A referral is a written order from your GP to go and see a specialist or consultant, or to undergo medical tests and treatments. It’s their way of agreeing you need additional care and attention, and confirming they’re happy for you to go ahead.

Most health insurance policies would need you to obtain a referral in the first instance, in order for your plan to ‘kick in’ and start providing cover.

RENEWAL

A renewal is when you extend your insurance policy beyond it’s original term.
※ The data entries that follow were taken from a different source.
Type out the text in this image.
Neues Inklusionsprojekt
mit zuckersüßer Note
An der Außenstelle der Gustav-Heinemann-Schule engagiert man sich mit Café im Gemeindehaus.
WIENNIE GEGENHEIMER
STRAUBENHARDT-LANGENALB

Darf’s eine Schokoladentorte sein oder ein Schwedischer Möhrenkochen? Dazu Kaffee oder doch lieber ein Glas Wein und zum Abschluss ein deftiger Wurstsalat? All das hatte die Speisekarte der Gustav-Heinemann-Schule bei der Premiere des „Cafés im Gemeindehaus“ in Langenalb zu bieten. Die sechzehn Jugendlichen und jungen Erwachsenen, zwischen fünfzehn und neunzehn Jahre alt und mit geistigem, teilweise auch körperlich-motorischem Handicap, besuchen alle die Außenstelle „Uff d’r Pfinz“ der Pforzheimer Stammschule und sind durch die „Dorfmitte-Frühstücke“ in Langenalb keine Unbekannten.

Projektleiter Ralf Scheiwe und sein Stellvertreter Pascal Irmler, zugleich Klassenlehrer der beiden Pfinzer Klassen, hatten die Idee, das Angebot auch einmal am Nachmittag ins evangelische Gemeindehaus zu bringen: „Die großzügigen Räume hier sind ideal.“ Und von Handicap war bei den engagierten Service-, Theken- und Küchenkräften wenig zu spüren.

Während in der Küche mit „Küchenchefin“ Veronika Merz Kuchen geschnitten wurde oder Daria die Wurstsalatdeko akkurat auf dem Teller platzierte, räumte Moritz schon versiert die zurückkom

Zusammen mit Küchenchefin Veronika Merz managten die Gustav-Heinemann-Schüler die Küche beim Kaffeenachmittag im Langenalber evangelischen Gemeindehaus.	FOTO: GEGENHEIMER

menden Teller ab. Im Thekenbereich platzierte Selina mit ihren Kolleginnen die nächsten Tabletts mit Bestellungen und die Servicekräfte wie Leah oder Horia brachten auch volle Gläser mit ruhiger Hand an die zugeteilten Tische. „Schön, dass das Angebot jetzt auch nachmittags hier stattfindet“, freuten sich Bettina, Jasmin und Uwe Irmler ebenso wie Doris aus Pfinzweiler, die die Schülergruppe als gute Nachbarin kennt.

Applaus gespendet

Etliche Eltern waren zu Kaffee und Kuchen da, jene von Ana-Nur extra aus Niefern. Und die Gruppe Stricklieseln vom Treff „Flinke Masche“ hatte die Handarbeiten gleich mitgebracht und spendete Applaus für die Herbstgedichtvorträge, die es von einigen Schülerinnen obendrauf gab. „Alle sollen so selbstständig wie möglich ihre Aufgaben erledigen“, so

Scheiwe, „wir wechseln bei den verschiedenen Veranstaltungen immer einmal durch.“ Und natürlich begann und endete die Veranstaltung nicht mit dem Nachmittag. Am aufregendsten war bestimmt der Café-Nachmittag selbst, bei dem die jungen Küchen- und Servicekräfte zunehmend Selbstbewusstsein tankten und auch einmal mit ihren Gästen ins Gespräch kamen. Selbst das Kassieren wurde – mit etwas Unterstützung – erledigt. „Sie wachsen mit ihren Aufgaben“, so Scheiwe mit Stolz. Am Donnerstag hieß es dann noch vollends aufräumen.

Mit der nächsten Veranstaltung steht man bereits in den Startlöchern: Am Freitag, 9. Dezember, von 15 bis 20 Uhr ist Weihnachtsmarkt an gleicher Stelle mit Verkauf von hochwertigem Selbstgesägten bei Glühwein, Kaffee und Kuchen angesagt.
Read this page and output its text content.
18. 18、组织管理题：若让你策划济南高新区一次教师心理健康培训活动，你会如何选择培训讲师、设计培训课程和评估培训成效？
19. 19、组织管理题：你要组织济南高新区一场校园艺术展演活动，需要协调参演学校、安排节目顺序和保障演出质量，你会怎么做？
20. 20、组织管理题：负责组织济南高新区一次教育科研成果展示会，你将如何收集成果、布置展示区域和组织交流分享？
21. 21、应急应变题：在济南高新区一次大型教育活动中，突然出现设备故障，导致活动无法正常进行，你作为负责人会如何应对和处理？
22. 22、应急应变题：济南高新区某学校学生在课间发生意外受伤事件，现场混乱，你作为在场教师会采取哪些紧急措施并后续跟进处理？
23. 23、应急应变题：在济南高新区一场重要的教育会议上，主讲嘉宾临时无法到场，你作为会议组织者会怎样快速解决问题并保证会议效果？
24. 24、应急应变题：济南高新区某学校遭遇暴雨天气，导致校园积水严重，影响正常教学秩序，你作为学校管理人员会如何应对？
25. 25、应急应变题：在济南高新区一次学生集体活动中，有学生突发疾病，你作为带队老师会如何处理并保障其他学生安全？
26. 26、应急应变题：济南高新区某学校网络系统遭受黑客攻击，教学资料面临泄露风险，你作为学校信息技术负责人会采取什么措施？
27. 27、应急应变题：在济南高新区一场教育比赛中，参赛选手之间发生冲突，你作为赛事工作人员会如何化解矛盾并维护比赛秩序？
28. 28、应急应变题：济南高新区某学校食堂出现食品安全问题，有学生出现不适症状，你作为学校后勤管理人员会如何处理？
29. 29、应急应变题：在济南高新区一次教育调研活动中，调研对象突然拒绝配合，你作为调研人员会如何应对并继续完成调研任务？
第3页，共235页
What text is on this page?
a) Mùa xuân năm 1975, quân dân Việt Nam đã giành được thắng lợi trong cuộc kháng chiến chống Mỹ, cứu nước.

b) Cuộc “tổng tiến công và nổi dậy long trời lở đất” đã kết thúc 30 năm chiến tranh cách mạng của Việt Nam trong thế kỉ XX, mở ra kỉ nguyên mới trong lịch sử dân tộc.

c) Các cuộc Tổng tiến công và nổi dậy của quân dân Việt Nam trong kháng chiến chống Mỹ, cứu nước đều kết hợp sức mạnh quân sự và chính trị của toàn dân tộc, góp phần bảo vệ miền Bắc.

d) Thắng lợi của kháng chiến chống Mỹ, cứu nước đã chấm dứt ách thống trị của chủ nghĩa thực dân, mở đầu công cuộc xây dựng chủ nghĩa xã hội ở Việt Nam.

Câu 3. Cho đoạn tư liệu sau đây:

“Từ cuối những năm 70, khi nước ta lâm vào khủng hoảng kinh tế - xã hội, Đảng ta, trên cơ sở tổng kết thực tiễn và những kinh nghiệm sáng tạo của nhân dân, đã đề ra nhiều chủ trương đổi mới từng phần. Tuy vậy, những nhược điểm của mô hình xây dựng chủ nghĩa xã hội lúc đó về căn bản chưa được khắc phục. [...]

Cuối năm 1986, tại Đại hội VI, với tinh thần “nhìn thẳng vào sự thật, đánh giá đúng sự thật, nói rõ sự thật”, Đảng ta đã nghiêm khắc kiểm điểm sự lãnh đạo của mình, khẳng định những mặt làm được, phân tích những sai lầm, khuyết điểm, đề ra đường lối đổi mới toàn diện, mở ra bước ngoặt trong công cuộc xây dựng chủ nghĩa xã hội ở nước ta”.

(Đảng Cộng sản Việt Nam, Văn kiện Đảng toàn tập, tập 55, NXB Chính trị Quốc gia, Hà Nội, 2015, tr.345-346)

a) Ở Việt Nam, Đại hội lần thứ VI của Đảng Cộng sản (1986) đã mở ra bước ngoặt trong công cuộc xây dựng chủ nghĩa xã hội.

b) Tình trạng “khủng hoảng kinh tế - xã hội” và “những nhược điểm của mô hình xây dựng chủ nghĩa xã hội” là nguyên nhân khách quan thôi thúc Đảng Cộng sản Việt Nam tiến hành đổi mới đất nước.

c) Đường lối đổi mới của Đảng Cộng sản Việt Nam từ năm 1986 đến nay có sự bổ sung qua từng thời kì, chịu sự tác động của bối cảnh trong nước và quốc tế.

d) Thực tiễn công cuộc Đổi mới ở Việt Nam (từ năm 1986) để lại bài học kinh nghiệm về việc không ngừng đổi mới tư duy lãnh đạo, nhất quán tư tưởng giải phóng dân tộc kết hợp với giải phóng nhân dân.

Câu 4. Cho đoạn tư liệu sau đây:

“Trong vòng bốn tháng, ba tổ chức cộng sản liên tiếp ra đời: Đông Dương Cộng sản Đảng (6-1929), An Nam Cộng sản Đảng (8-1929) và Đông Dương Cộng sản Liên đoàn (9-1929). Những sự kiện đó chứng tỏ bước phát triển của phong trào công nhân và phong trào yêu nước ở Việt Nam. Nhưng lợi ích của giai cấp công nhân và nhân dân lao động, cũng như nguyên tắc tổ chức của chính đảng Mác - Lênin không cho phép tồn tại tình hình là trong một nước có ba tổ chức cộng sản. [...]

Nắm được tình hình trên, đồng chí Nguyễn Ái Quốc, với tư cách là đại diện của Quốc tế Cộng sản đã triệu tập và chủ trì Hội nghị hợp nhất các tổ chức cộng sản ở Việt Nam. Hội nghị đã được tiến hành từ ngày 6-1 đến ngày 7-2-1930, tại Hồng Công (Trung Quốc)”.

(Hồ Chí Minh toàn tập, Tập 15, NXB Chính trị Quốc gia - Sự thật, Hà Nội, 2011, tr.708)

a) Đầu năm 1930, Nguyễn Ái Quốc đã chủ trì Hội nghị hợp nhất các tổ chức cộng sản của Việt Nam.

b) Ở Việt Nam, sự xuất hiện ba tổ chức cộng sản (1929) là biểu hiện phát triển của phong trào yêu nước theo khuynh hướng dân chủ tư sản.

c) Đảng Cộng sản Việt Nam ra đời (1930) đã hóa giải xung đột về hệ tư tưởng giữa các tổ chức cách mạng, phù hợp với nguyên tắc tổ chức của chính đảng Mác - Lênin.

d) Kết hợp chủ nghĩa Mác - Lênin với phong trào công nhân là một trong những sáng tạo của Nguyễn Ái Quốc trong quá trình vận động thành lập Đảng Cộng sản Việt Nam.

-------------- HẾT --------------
Typically, health insurance policies have annual renewals, which means that at the same time every year you have the choice to extend and renew your existing policy, or to change to a different policy.

Your insurance premiums can increase at renewal, which is why we always recommend talking to your Chase Templeton advisor to make sure your current policy is still the best fit for you.

RESIDENT OF THE UNITED KINGDOM

To be classed by health insurers as a ‘Resident of the United Kingdom’, you must legally live in the UK for at least 40 weeks in any 52 week period.

RISK

Insurance is all about risk.

For your insurance provider, risk represents the chance that they will make a profit or a loss on offering to protect you. Risk is how your insurance premiums are calculated – the more likely you are to claim on medical costs, the more risk you pose and the higher your premiums are, to offset that potential cost. Risk is the reason insurance companies are interested in whether you have any pre-existing medical conditions.

For you, risk represents the probabilities of medical complications or side effects. It can also be the probability of getting ill because of your lifestyle – for example if you smoke you have a higher risk of developing cancer or lung diseases.